Il faut remettre la vedette sur pied sans perdre un instant, car l'intrigue ne le ménage pas. Norbert n'a pas osé dire à Laura qu'il l'aimait, et un beau gosse fortuné a tenté de la séduire dès la scène suivante. À côté de son rival, Norbert est le dernier des empotés. Il ne sait ni parler, ni danser, alors que l'autre se déhanche divinement. Si Laura choisit celui qui semble paré de toutes les qualités, c'est une vie de confort qui lui est promise, à défaut du bonheur.

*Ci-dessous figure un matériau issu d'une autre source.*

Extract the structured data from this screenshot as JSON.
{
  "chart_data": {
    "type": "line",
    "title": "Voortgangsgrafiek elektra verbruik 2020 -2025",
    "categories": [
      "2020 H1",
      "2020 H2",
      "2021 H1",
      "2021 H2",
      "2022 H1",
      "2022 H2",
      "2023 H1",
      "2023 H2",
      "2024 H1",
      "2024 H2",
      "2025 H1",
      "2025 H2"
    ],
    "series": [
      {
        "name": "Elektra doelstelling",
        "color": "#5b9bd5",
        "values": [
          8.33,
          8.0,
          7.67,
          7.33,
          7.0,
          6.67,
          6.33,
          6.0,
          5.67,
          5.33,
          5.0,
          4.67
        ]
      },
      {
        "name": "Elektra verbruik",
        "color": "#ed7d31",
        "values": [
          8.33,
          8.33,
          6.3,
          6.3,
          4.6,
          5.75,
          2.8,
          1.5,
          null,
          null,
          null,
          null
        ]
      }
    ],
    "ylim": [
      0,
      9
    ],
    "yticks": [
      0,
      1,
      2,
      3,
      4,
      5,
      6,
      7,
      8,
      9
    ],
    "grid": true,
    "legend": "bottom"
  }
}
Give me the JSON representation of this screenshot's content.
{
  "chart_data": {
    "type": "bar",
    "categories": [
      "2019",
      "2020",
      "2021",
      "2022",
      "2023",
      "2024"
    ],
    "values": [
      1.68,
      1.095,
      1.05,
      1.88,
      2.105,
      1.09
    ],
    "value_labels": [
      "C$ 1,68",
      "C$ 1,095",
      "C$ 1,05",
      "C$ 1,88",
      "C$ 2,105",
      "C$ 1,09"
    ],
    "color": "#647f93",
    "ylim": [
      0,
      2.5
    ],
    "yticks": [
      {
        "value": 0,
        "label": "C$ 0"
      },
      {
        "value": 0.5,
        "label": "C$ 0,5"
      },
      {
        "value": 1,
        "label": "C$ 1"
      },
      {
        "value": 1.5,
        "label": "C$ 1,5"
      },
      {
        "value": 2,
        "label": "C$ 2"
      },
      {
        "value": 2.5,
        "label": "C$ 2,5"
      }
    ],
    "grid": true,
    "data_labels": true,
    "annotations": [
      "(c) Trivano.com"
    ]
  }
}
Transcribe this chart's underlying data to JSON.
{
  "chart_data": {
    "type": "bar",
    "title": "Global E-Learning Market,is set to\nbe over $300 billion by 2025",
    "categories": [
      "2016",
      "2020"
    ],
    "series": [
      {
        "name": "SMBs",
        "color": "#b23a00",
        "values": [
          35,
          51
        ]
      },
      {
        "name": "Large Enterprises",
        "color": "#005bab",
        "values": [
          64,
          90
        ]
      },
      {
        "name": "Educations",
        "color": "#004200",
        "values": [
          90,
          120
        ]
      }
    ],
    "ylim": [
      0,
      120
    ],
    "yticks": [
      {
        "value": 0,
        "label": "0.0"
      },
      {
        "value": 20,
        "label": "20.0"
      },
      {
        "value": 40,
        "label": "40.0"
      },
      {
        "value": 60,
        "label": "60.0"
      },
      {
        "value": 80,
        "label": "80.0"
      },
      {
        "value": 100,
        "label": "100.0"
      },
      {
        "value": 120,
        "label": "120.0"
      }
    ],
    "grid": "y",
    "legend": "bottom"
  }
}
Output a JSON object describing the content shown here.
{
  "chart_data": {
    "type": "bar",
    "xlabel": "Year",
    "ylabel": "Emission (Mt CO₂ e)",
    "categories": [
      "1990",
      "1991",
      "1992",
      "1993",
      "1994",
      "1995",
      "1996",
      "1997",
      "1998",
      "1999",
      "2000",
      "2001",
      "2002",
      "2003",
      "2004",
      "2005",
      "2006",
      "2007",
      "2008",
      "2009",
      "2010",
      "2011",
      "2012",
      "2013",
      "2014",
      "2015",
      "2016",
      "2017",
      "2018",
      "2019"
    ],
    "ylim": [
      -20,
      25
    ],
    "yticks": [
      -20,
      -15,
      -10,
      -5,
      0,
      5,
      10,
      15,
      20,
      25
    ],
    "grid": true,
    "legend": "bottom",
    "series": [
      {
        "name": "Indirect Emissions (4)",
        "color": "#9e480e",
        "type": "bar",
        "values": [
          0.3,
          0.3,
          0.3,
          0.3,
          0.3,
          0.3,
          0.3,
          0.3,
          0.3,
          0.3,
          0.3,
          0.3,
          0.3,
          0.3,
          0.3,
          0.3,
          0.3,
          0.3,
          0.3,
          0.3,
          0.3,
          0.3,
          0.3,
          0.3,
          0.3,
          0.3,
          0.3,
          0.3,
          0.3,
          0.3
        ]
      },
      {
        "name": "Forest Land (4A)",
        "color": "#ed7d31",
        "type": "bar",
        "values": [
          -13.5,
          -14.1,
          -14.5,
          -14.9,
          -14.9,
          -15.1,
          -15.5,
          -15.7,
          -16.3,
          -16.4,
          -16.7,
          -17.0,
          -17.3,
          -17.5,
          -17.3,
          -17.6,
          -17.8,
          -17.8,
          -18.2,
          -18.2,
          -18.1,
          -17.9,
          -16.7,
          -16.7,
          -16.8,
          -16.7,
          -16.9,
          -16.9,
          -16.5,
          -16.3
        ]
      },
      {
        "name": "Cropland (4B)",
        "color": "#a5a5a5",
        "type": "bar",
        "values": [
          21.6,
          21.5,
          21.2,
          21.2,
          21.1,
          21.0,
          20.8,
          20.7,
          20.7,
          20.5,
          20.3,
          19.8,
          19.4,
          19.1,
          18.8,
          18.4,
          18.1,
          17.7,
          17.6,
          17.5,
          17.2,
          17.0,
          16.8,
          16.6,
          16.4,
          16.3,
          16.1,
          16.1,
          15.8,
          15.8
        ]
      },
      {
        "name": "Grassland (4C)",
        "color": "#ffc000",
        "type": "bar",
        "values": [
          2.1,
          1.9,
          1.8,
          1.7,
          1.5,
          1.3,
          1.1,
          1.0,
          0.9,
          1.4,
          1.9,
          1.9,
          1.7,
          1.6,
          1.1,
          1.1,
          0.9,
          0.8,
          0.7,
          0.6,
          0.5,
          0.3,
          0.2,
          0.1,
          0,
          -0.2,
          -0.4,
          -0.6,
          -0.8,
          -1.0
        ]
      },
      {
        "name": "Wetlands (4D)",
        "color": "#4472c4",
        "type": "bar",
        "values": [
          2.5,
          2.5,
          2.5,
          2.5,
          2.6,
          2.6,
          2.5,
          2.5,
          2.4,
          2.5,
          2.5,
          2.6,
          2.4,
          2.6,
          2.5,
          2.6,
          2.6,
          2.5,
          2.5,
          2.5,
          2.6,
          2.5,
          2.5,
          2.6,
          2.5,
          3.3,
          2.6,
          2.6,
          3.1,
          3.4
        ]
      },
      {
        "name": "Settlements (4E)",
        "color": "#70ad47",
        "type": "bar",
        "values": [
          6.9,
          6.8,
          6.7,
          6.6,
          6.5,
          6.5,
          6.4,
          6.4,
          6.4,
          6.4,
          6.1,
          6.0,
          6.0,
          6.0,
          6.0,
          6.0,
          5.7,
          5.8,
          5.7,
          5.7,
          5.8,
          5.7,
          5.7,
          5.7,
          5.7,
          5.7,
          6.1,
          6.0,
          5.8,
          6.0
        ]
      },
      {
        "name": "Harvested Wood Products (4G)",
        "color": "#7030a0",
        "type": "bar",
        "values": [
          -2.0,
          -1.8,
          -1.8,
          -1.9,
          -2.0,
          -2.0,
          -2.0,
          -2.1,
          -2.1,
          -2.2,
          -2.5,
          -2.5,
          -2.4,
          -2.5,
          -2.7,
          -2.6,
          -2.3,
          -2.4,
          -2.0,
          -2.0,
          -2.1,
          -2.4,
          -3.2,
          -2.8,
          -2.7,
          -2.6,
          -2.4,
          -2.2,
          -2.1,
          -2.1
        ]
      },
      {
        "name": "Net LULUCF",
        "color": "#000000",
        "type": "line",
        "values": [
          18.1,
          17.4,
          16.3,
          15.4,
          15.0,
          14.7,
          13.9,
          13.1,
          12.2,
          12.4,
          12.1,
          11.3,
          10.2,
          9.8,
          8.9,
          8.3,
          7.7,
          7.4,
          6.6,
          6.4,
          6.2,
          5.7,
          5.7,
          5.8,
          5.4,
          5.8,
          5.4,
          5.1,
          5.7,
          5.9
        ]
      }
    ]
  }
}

Maximilien s'est révélé méconnaissable dans le rôle du richissime père du jeune séducteur. Il sert l'archétype sans verser dans la caricature. Plus d'un mois de travail pour y parvenir. Quant à Natacha, elle est détestable en voisine de Laura qui dénigre le pauvre Norbert, lequel passe des heures à attendre la jeune fille au pied de son immeuble. Céline et Juliette, les deux colocataires et amies de Laura, sont heureusement toujours là pour lui ouvrir les yeux sur la réalité des êtres. Il faut dire qu'elles ont de l'expérience : Juliette est une jolie prostituée et Céline une collectionneuse de bijoux qu'elle n'achète jamais… La complicité des deux amies est un atout qui illumine leurs échanges. Elles ont d'ailleurs frôlé le fou rire lorsque, essayant de convaincre leur cadette, elles se sont traitées de « fille de joie » et de « voleuse ».
Le spectacle file à toute allure et le public est embarqué. Il vit au rythme des joies et des peines des protagonistes, et celles qui, dans la salle, n'ont pas prévu de maquillage waterproof en sont pour leurs frais.
Au fil de leurs aventures, Laura et Norbert vont encore rencontrer bien des obstacles, perdre leurs illusions, douter d'eux-mêmes et de ce qu'ils doivent faire. Chaque tableau est une croisée des chemins, chaque rencontre une chance ou une épreuve. Les spectateurs sont un peu comme Eugénie, emportés dans des montagnes russes émotionnelles ponctuées d'inventions visuelles qui décalent les conventions de narration. Le mélange des genres, atypique, produit son effet.
On retrouve Norbert seul sur son banc, sous les arbres, avec les oiseaux. Laura vient déposer dans ses bras un enfant qui lui ressemble. Celui-là ne restera pas seul à la nuit tombée. La salle est bouleversée.